Ending the outermost transaction activates all changes made since it began.
gum_interceptor_flush
Completes any teardown still pending from earlier detaches and reverts. When a listener is detached or a replacement reverted the hook stops firing immediately, but the memory backing its instrumentation can only be released once no thread is left executing inside it, so that step is deferred. Call this to force a pass and learn whether it finished. Does nothing while a transaction is open.
gum_interceptor_flush_function
Like gum_interceptor_flush(), but reports specifically whether the
instrumentation for function_address is no longer in use, so its memory can
be reclaimed.
gum_interceptor_flush_listener
Like gum_interceptor_flush(), but reports specifically whether
listener is no longer referenced by any in-flight invocation, so it is safe
to release.
gum_interceptor_ignore_current_thread
Temporarily stops the calling thread’s calls into hooked code from triggering listeners. The typical use is to bracket work done internally by an injected payload — for example its own worker threads — so that a user’s hooks observe only the target process’s activity, not the payload’s own calls into the functions it has hooked.

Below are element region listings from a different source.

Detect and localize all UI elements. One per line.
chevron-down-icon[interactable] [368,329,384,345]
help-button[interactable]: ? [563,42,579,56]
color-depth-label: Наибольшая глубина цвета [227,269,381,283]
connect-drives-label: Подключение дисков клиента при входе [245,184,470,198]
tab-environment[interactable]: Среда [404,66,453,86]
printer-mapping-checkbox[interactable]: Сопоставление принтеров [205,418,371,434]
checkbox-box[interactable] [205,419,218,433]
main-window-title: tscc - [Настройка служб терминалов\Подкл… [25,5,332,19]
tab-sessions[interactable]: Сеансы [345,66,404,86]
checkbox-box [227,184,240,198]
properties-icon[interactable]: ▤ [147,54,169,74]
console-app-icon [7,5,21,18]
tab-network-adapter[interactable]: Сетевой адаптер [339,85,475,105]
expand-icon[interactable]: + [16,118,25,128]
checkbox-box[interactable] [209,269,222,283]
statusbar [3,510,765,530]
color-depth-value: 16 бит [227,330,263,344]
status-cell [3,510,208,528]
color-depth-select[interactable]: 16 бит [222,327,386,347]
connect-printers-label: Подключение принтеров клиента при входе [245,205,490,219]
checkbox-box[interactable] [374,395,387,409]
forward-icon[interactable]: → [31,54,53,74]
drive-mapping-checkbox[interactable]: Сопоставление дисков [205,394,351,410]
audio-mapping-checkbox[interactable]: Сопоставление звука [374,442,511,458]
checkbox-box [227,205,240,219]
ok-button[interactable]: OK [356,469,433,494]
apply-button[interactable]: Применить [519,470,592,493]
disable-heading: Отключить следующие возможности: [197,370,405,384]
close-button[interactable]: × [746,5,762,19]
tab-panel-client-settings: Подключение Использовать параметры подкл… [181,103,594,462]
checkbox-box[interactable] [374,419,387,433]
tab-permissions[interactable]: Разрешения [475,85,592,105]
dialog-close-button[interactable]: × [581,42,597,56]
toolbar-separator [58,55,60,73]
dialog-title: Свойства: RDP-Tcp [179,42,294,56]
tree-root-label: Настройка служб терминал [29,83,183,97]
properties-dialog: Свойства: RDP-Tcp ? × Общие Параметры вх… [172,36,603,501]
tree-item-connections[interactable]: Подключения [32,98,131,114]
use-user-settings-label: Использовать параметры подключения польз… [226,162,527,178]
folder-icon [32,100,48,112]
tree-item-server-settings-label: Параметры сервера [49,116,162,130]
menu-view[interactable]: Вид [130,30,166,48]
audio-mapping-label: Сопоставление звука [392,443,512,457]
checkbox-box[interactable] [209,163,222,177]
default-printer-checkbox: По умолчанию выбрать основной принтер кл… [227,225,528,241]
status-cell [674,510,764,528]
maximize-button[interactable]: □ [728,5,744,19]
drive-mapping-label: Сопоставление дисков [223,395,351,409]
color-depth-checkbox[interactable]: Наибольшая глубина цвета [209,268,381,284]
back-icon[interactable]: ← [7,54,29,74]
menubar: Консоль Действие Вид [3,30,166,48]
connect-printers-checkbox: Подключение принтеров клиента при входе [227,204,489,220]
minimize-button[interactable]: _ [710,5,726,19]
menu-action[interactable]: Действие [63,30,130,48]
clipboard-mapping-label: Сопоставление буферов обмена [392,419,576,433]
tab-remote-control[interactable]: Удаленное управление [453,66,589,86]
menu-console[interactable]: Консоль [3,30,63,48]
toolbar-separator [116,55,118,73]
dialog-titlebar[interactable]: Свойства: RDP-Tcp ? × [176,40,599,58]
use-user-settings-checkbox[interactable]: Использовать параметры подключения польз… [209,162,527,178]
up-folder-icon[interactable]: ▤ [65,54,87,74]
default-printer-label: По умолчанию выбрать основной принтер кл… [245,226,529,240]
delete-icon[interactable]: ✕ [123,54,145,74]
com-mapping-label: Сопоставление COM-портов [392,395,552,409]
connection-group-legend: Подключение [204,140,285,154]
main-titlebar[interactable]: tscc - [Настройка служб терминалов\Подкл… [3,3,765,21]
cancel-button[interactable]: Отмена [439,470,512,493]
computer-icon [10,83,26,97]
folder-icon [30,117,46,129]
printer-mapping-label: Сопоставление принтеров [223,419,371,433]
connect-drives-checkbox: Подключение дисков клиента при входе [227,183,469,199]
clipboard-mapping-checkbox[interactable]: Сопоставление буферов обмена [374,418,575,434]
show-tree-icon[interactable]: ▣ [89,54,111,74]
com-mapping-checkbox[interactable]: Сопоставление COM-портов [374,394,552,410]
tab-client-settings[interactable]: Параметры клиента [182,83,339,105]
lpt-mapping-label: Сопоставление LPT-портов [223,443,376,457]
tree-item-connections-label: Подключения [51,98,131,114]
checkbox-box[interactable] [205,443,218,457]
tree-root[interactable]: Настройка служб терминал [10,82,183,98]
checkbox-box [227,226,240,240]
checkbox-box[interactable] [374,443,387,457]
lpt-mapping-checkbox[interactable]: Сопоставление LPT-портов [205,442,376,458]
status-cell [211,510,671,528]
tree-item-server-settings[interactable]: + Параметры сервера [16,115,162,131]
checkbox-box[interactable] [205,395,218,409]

gum_interceptor_ignore_other_threads
Restricts interception to the calling thread: invocations on all other
threads stop triggering listeners until
gum_interceptor_unignore_other_threads() is called.
gum_interceptor_is_locked
Checks whether the interceptor lock is currently held, e.g. to decide whether it is safe to make changes from a signal handler.
gum_interceptor_maybe_unignore_current_thread
Undoes one gum_interceptor_ignore_current_thread(), but only if the
calling thread is currently being ignored.
gum_interceptor_replace
Replaces function_address with replacement_function, so that any call to
it ends up in the replacement instead. The replacement can still reach the
original by calling function_address itself — the interceptor routes that
call to the original rather than recursing — or through original_function
if a pointer is more convenient.
gum_interceptor_replace_fast
Like gum_interceptor_replace(), but trades flexibility for speed by patching function_address to branch straight to replacement_function with
no trampoline in between. A trampoline is only involved if you ask for
original_function, which you must use to reach the original — unlike
gum_interceptor_replace(), calling function_address again would just
re-enter the replacement. A target replaced this way cannot also be attached
to; use gum_interceptor_replace() if you need that.
gum_interceptor_revert
Reverts a previous gum_interceptor_replace() of target, restoring the
original function. Has no effect if the function was not replaced.
gum_interceptor_set_default_options
Sets the instrumentation options applied when a subsequent attach or replace is given no options of its own.
gum_interceptor_unignore_current_thread
Undoes one gum_interceptor_ignore_current_thread() on the calling thread.
gum_interceptor_unignore_other_threads
Lifts a previous gum_interceptor_ignore_other_threads(), resuming
interception on all threads. Must be called from the same thread that
ignored the others.
Signals
Signals inherited from GObject (1)
GObject::notify
The notify signal is emitted on an object when one of its properties has its value set through g_object_set_property(), g_object_set(), et al.